Чеченцы выслушали меня и ушли молча. На следующее утро просыпаюсь, а по всему Урус-Мартану костры горят. На огне – казаны огромные, а в них мясо варится. Дух такой, что аж голова кружится!  Ну, всё, думаю, вот и пришел мой конец. Хоть иди в лес и на первой осине вешайся. Иду на завод, посмотреть, что там делается. Вижу, цеха работают, циркулярки вертятся, брусок на склад идет. Я не пойму, в чем дело. Запасов круглого леса у нас никогда не было: бревно прямо с горы шло на пилораму, от нее доска – на циркулярку и так далее. Бегу к пилораме и застываю на месте: вместо волов лес трелюют породистые арабские скакуны, по четыре в одной упряжке, все в мыле, со сбитыми бабками. Глядя на это, чеченцы, ты не поверишь, плачут, но продолжают погонять норовистых коней. Уже потом узнал, что этих скакунов они прятали далеко в горах. Это было очень рискованно, но испокон веков не мог чеченец жить без коня, в крови у них это, и этим все сказано.

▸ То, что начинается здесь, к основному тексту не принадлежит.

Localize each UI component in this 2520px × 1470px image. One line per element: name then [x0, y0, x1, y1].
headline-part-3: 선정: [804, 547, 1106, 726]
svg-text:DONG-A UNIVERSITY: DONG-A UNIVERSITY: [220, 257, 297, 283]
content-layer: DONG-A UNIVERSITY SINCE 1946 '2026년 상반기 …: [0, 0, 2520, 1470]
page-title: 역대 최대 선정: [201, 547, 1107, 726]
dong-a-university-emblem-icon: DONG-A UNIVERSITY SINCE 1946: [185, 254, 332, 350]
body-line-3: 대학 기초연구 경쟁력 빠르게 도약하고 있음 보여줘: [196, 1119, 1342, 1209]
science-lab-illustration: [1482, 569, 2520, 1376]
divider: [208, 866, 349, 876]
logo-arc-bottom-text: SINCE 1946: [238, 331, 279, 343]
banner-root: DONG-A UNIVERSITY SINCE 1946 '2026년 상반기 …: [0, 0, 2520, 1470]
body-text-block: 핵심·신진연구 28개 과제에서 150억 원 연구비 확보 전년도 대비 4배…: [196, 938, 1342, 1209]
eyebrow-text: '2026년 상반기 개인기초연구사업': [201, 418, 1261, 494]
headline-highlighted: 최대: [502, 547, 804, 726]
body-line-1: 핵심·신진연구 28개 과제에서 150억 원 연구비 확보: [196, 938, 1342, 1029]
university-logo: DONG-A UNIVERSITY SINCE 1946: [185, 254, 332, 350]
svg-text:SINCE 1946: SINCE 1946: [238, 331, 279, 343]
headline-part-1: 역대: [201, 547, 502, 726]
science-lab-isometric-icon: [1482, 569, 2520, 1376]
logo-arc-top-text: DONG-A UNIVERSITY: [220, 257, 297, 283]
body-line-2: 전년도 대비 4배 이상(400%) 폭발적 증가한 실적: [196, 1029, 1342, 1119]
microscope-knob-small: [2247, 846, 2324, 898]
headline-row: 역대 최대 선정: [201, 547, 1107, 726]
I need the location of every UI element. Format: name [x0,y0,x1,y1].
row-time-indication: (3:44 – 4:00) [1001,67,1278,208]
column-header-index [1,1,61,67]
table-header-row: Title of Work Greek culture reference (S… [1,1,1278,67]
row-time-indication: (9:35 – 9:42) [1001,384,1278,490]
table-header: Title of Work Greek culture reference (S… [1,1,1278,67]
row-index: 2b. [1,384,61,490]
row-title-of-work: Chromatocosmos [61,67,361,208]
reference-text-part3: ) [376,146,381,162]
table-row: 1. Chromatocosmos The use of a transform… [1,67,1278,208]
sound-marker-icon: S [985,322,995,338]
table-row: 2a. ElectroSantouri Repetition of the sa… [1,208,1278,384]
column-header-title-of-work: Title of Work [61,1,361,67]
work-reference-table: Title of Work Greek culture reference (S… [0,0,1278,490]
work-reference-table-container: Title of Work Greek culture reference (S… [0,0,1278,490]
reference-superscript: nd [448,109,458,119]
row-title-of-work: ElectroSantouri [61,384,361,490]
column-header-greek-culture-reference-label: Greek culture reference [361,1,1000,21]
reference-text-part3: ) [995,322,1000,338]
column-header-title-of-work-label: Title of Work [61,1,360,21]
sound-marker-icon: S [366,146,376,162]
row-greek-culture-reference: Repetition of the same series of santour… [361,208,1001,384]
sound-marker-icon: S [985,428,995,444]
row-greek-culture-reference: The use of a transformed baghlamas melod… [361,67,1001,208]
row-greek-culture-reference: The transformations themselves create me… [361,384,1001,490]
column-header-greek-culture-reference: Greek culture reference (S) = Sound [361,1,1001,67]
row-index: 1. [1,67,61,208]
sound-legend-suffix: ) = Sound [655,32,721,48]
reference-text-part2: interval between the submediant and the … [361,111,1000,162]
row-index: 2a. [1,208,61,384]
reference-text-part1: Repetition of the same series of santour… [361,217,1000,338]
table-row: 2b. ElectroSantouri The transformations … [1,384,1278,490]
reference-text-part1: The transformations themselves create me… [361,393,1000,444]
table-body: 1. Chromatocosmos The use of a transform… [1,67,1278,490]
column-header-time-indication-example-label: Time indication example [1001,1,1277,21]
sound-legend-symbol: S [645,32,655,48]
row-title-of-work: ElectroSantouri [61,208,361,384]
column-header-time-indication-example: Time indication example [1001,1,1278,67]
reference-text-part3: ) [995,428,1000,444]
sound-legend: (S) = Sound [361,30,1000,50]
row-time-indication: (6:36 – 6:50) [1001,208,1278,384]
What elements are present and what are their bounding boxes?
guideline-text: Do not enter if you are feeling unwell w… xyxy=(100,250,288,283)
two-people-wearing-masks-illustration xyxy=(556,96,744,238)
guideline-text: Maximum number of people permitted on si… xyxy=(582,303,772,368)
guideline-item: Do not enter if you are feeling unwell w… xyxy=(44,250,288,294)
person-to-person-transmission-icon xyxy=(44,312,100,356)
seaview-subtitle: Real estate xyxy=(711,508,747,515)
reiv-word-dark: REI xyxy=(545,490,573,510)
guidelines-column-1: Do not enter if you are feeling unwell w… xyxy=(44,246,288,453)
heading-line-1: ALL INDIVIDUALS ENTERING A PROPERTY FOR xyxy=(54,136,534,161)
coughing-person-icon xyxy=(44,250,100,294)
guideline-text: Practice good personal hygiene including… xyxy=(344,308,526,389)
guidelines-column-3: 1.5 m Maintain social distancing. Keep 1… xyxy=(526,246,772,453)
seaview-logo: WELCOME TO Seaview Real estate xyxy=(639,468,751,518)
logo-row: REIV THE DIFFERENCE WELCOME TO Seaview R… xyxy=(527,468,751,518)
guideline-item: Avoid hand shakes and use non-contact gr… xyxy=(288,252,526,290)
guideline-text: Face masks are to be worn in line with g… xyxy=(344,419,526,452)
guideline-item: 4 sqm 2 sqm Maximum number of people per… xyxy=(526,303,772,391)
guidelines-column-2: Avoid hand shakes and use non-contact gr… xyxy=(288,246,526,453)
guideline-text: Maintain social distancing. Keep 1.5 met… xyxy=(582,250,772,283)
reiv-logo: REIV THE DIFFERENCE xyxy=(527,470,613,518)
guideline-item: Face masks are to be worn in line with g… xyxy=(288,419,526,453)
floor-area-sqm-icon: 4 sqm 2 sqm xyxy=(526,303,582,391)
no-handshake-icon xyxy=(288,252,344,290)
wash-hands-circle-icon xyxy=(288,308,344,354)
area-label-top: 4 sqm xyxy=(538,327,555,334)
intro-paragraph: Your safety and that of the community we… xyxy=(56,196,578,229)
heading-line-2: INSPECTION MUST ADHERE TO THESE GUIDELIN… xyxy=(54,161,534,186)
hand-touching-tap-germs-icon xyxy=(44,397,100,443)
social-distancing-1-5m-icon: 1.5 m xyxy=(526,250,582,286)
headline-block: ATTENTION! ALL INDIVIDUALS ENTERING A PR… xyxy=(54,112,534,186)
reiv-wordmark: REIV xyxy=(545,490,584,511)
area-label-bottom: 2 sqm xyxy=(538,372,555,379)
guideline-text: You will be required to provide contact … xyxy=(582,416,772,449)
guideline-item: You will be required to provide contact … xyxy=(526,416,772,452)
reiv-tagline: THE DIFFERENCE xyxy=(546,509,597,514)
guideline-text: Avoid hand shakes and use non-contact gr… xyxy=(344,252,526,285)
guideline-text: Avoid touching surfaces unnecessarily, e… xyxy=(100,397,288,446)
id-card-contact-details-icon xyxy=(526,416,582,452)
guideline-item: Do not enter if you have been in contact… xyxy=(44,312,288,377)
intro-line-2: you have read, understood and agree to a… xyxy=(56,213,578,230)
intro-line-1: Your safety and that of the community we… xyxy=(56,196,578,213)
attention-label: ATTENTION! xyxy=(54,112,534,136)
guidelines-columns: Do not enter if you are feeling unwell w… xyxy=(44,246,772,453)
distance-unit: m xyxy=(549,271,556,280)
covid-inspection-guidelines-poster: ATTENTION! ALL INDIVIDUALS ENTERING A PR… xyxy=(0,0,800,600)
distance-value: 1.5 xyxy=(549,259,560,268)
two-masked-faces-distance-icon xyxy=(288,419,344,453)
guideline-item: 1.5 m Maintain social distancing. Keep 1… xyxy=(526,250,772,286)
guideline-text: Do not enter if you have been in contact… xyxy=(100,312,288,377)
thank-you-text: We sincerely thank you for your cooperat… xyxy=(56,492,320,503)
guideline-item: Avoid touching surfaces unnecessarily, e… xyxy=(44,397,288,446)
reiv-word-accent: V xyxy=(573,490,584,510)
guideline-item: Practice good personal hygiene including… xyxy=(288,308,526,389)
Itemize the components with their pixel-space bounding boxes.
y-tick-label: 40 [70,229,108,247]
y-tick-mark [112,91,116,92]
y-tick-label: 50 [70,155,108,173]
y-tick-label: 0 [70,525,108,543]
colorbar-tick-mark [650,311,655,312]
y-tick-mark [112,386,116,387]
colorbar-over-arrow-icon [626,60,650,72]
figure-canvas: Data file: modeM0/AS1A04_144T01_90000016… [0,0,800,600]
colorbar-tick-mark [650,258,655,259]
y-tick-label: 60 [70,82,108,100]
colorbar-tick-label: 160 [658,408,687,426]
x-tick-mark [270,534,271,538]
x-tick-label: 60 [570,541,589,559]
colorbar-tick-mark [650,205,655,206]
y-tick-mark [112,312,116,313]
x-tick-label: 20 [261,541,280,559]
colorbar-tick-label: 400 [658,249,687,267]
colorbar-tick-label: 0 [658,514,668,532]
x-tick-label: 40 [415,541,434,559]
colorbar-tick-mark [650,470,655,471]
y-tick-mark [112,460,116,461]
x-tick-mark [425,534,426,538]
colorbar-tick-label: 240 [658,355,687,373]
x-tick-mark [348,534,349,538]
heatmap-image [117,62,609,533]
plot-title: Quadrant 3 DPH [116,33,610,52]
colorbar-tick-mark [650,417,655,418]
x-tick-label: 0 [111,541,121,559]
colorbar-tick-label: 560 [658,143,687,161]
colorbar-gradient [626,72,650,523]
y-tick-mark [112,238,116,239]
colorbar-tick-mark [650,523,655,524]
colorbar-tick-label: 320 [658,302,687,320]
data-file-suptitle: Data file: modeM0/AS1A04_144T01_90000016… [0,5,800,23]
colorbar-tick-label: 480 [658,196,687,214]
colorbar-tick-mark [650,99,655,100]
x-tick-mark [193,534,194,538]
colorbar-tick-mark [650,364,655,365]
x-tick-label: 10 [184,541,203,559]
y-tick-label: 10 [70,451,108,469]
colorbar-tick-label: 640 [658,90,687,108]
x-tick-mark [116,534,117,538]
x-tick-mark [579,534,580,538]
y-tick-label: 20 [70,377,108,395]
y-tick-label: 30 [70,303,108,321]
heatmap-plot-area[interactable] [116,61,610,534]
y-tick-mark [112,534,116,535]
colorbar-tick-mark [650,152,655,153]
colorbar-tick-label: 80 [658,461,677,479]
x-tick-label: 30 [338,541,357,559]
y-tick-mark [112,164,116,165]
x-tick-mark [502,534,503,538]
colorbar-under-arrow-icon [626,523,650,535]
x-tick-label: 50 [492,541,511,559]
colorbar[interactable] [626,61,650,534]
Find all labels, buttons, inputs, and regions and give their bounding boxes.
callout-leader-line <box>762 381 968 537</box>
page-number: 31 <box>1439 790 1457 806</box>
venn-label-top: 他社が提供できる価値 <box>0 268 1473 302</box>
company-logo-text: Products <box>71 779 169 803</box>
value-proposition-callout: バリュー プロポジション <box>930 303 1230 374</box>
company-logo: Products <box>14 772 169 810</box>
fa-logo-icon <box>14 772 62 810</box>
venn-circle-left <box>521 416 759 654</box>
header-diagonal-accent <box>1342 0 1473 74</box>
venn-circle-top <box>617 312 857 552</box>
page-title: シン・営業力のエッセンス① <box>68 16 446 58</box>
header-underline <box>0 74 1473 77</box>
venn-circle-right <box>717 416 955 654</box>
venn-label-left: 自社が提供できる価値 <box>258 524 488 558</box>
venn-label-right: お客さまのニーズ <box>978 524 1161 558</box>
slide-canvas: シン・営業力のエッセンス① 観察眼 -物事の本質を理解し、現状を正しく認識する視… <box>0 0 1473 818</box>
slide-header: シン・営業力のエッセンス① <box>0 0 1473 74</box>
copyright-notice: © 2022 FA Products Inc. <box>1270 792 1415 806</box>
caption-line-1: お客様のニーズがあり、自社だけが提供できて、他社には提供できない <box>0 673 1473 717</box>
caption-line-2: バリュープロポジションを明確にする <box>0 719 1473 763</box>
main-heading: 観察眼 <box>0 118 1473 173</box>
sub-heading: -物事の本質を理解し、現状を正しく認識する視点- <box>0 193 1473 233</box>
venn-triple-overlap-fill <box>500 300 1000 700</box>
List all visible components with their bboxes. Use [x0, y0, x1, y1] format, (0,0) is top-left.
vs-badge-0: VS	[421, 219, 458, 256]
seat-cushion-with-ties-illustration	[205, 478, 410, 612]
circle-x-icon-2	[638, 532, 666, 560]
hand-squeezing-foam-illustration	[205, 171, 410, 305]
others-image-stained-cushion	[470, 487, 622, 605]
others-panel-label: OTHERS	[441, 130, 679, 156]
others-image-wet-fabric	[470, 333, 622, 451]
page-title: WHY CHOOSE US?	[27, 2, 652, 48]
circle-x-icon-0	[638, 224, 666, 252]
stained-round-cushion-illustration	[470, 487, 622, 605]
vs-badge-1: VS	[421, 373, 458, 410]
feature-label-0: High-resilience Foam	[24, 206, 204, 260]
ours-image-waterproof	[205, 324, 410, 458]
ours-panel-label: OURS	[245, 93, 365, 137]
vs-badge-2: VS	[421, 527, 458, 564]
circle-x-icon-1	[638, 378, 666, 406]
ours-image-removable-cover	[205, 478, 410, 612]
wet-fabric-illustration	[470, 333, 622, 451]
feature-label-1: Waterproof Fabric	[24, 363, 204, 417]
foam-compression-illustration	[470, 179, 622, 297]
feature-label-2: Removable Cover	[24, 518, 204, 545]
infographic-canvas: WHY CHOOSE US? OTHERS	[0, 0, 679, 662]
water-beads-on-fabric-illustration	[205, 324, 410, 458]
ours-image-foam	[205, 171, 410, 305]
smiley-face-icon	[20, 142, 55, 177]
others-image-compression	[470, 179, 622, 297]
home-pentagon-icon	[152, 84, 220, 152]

Сейчас у них то ли кровь другая, то ли власть наша их так вымуштровала, что они на мотоциклах по селу гасают, а про коней уже и думать забыли».
Я спрашивал деда, а как же решился вопрос со съеденными волами. Он хитро улыбался и говорил: «Списали. Нашли умного зоотехника, которому чеченцы велели у тех быков сибирскую язву обнаружить. Зоотехники тоже жить хотят».

И здесь начинается очень беспокойный период в жизни Тихона Андреевича, связанный опять-таки с его репутацией «палочки – выручалочки»..
Вскоре дед становится номенклатурным работником лесоперерабатывающей промышленности всего северокавказского региона, и его переводят из Чечни в Северную Осетию. В урочище Хусфарак близ села Дур-Дур строится лесопильный завод по последнему слову тогдашней техники, и Тихона Андреевича назначают его директором. Это уже не полукустарные заводики в Урус-Мартане и Мужичах, а большое современное предприятие, и чтобы руководить им заводом, надо быть знающим и уверенным в себе человеком: на нем работают хорошо обученные кадры, установлена современная техника, для транспортировки готовой продукции на станцию появляются первые автомашины ГАЗ – АА (полуторка).Запасы леса на склонах гор огромны, поэтому поселок строится капитально.

В этом поселке мне пришлось провести в общей сложности не менее трех лет. Сначала меня привозили туда летом подышать свежим горным воздухом и попить парного домашнего молока. Потом я жил там, пока мои родители воевали, а немцы еще не подошли к Северной Осетии. После гибели отца мама вновь привезла меня в освобожденный от немцев Хусфарак, и я жил там до 1944-го года.